LE MEILLEUR DES MONDES... OU L'APOTHEOSE DES "DROITS DE L'HOMME"

Un fidèle participant de ce blog, Hervé, a transmis hier le texte suivant à la suite de son commentaire à la note « Homosexualité : et vogue la galère… ». Il s'agit d'une nouvelle de politique-fiction tout à fait hilarante. Comme elle risque de passer inaperçue parmi les commentaires, ce qui serait dommage, je vous la livre en clair. Aujourd’hui, c’est encore de la fiction. Mais demain ?

« Monsieur François Perrin, consentez-vous à prendre pour épouse Mademoiselle Fatoumata Bonobo ?

- Non.

- Que dites-vous ?

- Je dis non !

- Voyons... réfléchissez : vous ne pouvez pas dire non maintenant ! On n’interrompt pas un mariage civil sans raison sérieuse. Vous faites perdre un temps précieux à un officier d’état civil. Vous bafouez les valeurs de la République ! C’est extrêmement grave !

- Mais je ne suis pas volontaire pour être ici ! Des officiers de la B.A.R. (Brigade anti-raciste) sont venus me chercher à mon domicile et m’ont emmené jusqu’ici sous escorte ! Voyez : ils sont à la porte et me surveillent !

- Certes. Mais si vous aviez fait preuve de bonne volonté, nous n’en serions jamais arrivés là.

- Mais je ne veux pas me marier !

- Attendez, je reprends votre dossier... Voyons... Vous dites ne pas vouloir vous marier, mais vous êtes inscrit dans une agence matrimoniale !

- Je me suis inscrit voici sept mois. Maintenant, j’ai changé d’avis.

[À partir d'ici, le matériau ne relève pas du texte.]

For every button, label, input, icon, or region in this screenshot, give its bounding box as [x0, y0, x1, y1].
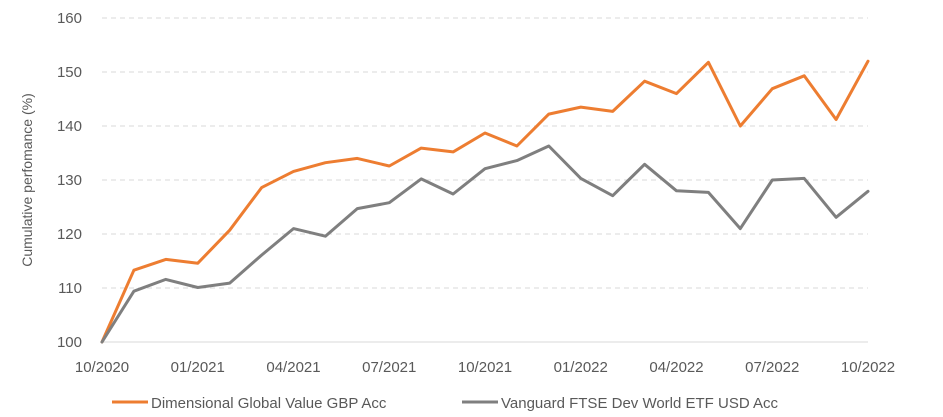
x-tick-label: 10/2021	[458, 359, 512, 376]
x-axis-ticks: 10/2020 01/2021 04/2021 07/2021 10/2021 01/20…	[75, 359, 895, 376]
legend: Dimensional Global Value GBP Acc Vanguard…	[112, 395, 779, 412]
y-axis-ticks: 100 110 120 130 140 150 160	[57, 10, 82, 351]
x-tick-label: 01/2022	[554, 359, 608, 376]
x-tick-label: 04/2022	[649, 359, 703, 376]
series-line-2	[100, 144, 870, 344]
y-tick-label: 100	[57, 334, 82, 351]
y-tick-label: 110	[58, 280, 82, 297]
x-tick-label: 07/2022	[745, 359, 799, 376]
x-tick-label: 07/2021	[362, 359, 416, 376]
legend-label: Dimensional Global Value GBP Acc	[151, 395, 387, 412]
series-lines	[100, 59, 870, 344]
legend-label: Vanguard FTSE Dev World ETF USD Acc	[501, 395, 779, 412]
x-tick-label: 04/2021	[266, 359, 320, 376]
y-tick-label: 120	[57, 226, 82, 243]
y-tick-label: 150	[57, 64, 82, 81]
y-tick-label: 140	[57, 118, 82, 135]
y-tick-label: 160	[57, 10, 82, 27]
x-tick-label: 01/2021	[171, 359, 225, 376]
series-line-1	[100, 59, 870, 344]
x-tick-label: 10/2022	[841, 359, 895, 376]
x-tick-label: 10/2020	[75, 359, 129, 376]
y-tick-label: 130	[57, 172, 82, 189]
y-axis-title: Cumulative perfomance (%)	[19, 93, 35, 267]
gridlines	[102, 17, 868, 343]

- Eh bien, peut-on savoir les raisons de ce revirement ?

- Euh, disons que le courant n’est pas passé avec Fatoumata... J’ai quand même le droit de choisir mon épouse !

- Certes, c’est un droit légitime. Pendant les siècles où régnait l’obscurantisme religieux, les mariages forcés étaient monnaie courante. Heureusement, la République a mis fin à ces pratiques rétrogrades. C’est un réel progrès pour l’Humanité.

- Alors je ne vois pas où est le problème ! Je ne veux pas me marier avec Fatoumata !

- Ce n’est pas si simple, car mademoiselle Bonobo, elle aussi, a des droits. Elle a répondu positivement à votre demande. Vous devez donc présenter des arguments valables pour rejeter sa candidature. Si je reprends votre dossier, je vois qu’elle correspond en tout point aux critères que vous aviez précisés dans votre annonce : personne affectueuse, aimant la lecture, la nature et les enfants. Vous avez le bon profil, mademoiselle Bonobo ?

- Oh oui, monsieur le maiwe. J’appwends à liwe dans une classe de soutien et j’aime ça ! Et la natuwe, je connais bien : j’ai vécu dedans depuis ma naissance ! Et tous les hommes de mon village disent que je suis affectueuse ! Et j’adowe les enfants : j’en ai cinq !

- Vous voyez, monsieur Perrin. Tous les critères de l’annonce sont satisfaits !

-  Ils ne sont pas complets. J’avais été plus précis dans ma description.

- Stop ! Je vous interromps avant que vous ne commettiez l’irréparable en prononçant l’indicible ! La loi initiée par Jean-Louis Branloo, ministre de la Collusion sociale, est claire : dans le but de lutter contre les discriminations, il est interdit de faire mention de l’âge, du sexe, de la nationalité et bien évidemment de l’origine ethnique. Tout détail concernant la morphologie corporelle ou la santé est également proscrit.